I've decided to gen up on the whole 'road safety' issue in preparation for some searching questions about why so many people are getting killed and injured on our roads here in Cycling City. As you might expect it's not the most engaging reading and one suspects that it is presented in as dry a way as possible to avoid emotive responses. A road safety vocabulary and jargon has evolved to avoid terms like killing or maiming or crippling. Instead they talk about fatalities and KSIs (killed and seriously injured).
Despite the jargon there's much food for thought there. One thing that struck me as particularly curious is how they value of a person's life or well being is determined in order to show whether road safety measures are justified or not (I did say it was dry stuff). You may shudder at the thought of your life being so precisely valued, but it would be stupid to spend say £1 million on a measure likely to save one life every ten years and then have no funds left to spend on another measure that would save one life per year, so it seems these sorts of calculations have to be made.
So we find under the Road Safety Economics heading of Bristol's Road Casualty Review that the Department for Transport give us figures for the value of saving a life which vary according to the type of road. On urban roads a life is worth £1.55 million but on a motorway a life is worth £1.75 million - 13% more. The difference is even more pronounced for slight injuries, worth paying £18k to avoid on urban roads but almost £26k on motorways - 41% more.

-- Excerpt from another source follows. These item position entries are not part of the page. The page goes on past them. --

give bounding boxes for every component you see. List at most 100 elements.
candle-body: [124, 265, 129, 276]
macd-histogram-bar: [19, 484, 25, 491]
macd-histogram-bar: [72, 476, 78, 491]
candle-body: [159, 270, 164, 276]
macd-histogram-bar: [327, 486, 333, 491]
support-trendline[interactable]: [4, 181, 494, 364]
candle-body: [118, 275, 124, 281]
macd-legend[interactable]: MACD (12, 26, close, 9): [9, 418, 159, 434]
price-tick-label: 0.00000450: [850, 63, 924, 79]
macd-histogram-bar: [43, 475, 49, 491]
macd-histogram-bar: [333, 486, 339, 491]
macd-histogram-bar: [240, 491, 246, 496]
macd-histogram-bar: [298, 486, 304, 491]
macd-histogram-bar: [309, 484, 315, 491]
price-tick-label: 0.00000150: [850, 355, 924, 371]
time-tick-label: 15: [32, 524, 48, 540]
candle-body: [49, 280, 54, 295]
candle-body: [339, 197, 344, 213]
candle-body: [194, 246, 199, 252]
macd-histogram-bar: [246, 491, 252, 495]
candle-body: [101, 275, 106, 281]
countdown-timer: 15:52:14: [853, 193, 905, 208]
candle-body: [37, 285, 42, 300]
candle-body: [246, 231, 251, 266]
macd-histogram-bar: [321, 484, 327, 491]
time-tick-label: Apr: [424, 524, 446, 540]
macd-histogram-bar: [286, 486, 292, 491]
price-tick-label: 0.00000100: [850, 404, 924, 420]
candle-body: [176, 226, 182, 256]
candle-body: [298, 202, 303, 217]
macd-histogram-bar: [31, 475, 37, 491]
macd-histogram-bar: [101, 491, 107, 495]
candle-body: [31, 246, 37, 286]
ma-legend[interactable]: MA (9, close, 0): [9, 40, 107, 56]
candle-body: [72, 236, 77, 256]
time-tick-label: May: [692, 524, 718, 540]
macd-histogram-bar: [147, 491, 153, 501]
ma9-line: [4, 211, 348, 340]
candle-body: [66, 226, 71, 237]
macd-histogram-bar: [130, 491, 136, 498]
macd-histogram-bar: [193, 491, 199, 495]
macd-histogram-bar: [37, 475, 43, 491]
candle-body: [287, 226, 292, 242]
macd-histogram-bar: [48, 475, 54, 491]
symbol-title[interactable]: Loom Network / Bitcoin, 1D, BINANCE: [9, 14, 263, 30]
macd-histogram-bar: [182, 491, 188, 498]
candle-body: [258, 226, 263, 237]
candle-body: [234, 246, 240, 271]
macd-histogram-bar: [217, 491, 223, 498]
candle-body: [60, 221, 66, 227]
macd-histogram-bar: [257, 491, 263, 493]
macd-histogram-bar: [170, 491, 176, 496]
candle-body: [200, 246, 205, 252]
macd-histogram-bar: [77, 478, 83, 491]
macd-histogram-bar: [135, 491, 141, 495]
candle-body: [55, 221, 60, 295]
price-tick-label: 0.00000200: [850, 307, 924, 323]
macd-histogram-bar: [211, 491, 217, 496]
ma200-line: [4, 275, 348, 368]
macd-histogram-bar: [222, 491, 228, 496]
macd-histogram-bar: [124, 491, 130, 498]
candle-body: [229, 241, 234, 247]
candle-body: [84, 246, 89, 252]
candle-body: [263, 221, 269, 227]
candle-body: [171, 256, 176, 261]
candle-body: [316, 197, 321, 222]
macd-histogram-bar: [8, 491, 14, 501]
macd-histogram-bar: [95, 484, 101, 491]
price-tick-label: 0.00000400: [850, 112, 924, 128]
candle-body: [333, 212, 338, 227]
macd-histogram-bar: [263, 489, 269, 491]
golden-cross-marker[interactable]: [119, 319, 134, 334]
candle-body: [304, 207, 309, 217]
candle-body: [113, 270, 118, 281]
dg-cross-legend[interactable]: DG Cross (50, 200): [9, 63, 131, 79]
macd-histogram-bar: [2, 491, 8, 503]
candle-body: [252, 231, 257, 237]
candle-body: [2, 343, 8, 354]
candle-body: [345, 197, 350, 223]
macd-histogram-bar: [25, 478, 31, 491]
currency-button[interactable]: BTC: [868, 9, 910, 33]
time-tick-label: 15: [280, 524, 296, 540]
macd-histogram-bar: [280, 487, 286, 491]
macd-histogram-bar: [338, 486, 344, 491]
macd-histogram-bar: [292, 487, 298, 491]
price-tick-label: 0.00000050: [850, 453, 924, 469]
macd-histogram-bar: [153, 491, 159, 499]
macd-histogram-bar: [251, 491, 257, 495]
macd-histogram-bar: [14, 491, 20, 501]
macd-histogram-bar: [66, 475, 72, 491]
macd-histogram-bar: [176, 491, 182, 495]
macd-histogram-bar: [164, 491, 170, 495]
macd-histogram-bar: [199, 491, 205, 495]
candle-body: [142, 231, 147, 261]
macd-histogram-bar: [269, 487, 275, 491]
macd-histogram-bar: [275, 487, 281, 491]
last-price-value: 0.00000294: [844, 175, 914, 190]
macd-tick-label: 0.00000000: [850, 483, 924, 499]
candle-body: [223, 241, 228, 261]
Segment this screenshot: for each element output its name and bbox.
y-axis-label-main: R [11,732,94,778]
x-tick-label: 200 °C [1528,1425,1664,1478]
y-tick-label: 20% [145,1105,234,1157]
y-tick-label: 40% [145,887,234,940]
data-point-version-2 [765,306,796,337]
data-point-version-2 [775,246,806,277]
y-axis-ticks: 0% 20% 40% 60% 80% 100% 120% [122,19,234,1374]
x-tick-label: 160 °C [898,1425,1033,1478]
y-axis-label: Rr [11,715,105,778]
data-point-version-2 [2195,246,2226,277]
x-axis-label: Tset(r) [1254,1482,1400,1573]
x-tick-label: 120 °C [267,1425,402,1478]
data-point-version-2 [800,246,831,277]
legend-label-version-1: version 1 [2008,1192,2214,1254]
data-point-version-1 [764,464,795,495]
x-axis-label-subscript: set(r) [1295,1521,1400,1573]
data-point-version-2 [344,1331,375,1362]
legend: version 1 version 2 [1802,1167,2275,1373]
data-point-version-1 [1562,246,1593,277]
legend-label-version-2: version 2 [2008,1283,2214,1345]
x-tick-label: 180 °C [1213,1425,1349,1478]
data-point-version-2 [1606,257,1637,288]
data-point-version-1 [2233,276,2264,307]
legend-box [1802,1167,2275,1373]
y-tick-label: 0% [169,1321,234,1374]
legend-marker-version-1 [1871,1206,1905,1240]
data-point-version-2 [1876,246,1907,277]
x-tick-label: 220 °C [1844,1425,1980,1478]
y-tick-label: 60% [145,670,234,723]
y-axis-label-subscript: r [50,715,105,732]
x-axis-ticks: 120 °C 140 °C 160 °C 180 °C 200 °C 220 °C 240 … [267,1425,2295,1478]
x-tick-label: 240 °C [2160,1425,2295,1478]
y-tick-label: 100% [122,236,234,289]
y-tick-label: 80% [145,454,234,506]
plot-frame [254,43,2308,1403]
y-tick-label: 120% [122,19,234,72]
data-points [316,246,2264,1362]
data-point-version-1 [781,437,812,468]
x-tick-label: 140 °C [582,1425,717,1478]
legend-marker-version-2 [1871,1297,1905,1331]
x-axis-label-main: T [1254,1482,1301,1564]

Why is the health and safety of motorway users worth so much more than users of urban roads? Could it be that people killed or injured on urban roads are more likely to be pedestrians or cyclists rather than motorists? Are the lives of pedestrians and cyclists judged to be worth less than those of motorists, perhaps because they are likely to be less economically productive? I've some more digging to do on this, but I don't like the sound of it one bit.